Après Mammuth et Le Grand Soir, films originaux qui échappent aux conventions d’un cinéma français parfois un peu ronronnant, Delépine et Kervern réitèrent avec un film qui en déroutera certains, non tellement par son sujet, mais peut-être parce qu’il repose essentiellement sur un seul acteur qui n’en est pas un, puisqu’il s’agit de l’écrivain Houellebecq qui occupe l’écran quasiment en permanence, seul.
On a déjà vu l’écrivain à la télévision, traîner sa silhouette déglinguée, en parka crado face à BHL, dandy à chemise blanche. L’histrion nous agaçait, mais l’acteur est époustouflant. Avec son visage ravagé, son torse maigre (il rappelle le Céline de la fin), avec sa moue sur une mâchoire qu’on devine sans dents, il incarne un Français moyen, gentil mari, gentil père de famille qui fume, avachi sur son canapé, en essorant les dernières gouttes d’un bib de vin, qui évite toute discussion, qui fuit tout conflit : quelques plans et le ton est donné, c’est l’univers de Kervern et Délépine, une sorte de réalisme déjanté… Jusqu’au jour où il s’en va pour de bon.
Il enfourche son vélo, vêtu d’une improbable tenue de cycliste. Il est un peu ridicule, il le sait, mais ses enfants lui ont offerte, alors il la met. Et le Mélancolique pédale, pédale, dans le soleil, tout en haut de la montagne, là où la mort ne peut être que belle. Mais veut-il vraiment en finir ? Il est fatigué de sa vie, mais difficile de prendre au sérieux ce désespéré, pas plus qu’on ne peut prendre au sérieux ce sportif, aux jambes en allumettes, essoufflé, qui fume en tenant sa cigarette entre le majeur et l’annulaire, tantôt de la main gauche, tantôt de la main droite, méthodiquement… Il lâche le vélo, se balade et jouit enfin de sa solitude, seul au milieu d’un paysage provençal, lumineux, superbement filmé. Mais ce solitaire n’est pas tout à fait un misanthrope, quand il rencontre un simplet de village, il accepte de faire avec lui une partie de petits cyclistes. Désopilant…
C’est un film sur la condition humaine… Grandeur et Misère de l’homme. Houellebecq, en petit Pascal, contemplant son gouffre du haut de la montagne, ou en boy scout minable, n’arrivant pas à allumer un feu…
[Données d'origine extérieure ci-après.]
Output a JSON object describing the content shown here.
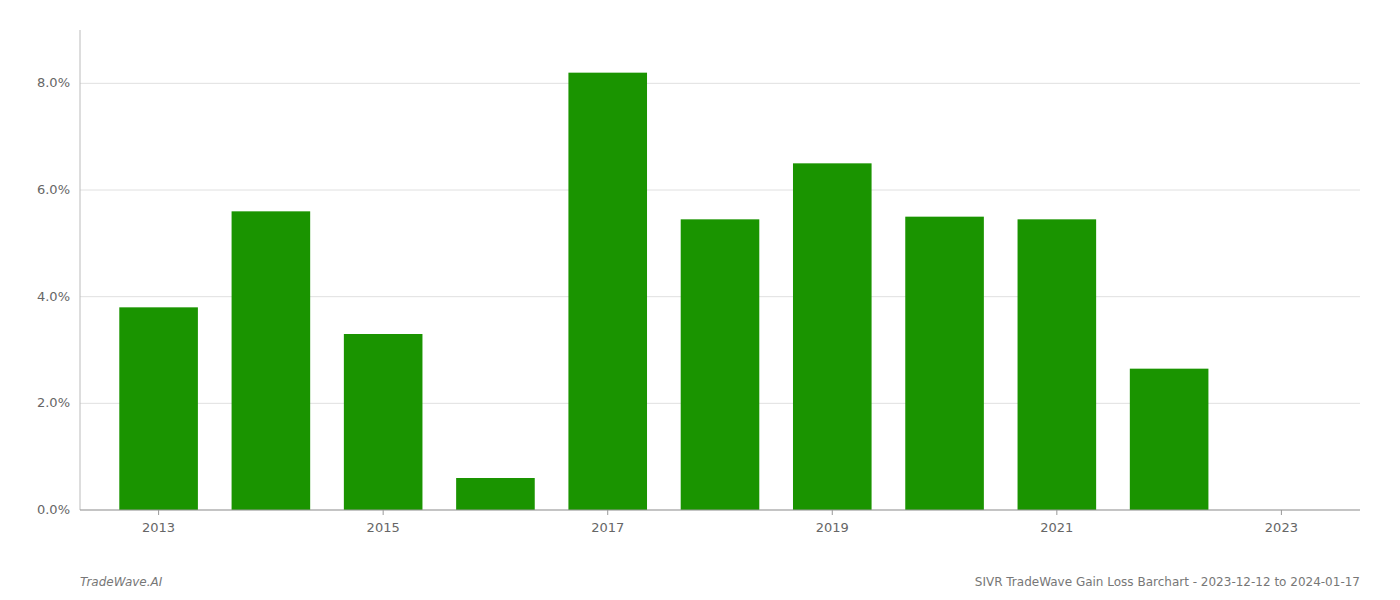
{
  "chart_data": {
    "type": "bar",
    "title": "SIVR TradeWave Gain Loss Barchart - 2023-12-12 to 2024-01-17",
    "annotations": [
      "TradeWave.AI"
    ],
    "x": [
      2013,
      2014,
      2015,
      2016,
      2017,
      2018,
      2019,
      2020,
      2021,
      2022,
      2023
    ],
    "values": [
      0.038,
      0.056,
      0.033,
      0.006,
      0.082,
      0.0545,
      0.065,
      0.055,
      0.0545,
      0.0265,
      null
    ],
    "color": "#1a9400",
    "xlim": [
      2012.3,
      2023.7
    ],
    "xticks": [
      2013,
      2015,
      2017,
      2019,
      2021,
      2023
    ],
    "ylim": [
      0,
      0.09
    ],
    "yticks": [
      {
        "value": 0.0,
        "label": "0.0%"
      },
      {
        "value": 0.02,
        "label": "2.0%"
      },
      {
        "value": 0.04,
        "label": "4.0%"
      },
      {
        "value": 0.06,
        "label": "6.0%"
      },
      {
        "value": 0.08,
        "label": "8.0%"
      }
    ],
    "grid": true
  }
}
La fin du film que nous ne dévoilerons pas, reste dans la même tonalité…
Drôle de film donc, avec un drôle de titre : pourquoi en anglais ?…
Utiliser le terme en anglais a quelque chose d’ironique, appeler le film « expérience de mort imminente » eut été plus premier degré.
Pour le coup, moi, j’aurais trouvé ça assez ironique !
Sans doute ,c’est ironique. Et c’est vrai que si on retraduit ce titre en français,c’est limite ridicule…Mais ce qui m’agace, c’est que ça rencontre une mode qui consiste à ne pas traduire les titres des films américains ( sans doute imposée par des producteurs pour des raisons économiques) et pire, à donner des titre anglais à des films asiatiques ou sud américains …
Le film touche les sujets habituels de Houellebecq : le désespoir, la dépression, la banalité de la vie moderne (ou de la vie tout court), l’inutilité de l’homme contemporain et son incapacité à, par exemple, faire du feu, ce qui veut dire qu’il est juste un consommateur… Dans le film Houellebecq n’est pas exactement un acteur, il joue un de ses personnages… il se joue un peu lui-même.
C’est Houellebecq qui a écrit le scénario ? Ou c’est lui qui a tout simplement inspiré Delépine et Kervern ?
Le scénario est de Kervern/Delépine
On donne parfois des titre anglais à des films français ! (« wild side » de Sébastien Lifshitz) Et puis il y a les titres en anglais remplacés par un autre titre en anglais. Je sais que sans eux on serait tous en Germanie, mais quand même…
Oui, remplacer « Cruel intentions » en vo par « Sex intentions » en vf, par exemple, c’était brillant !!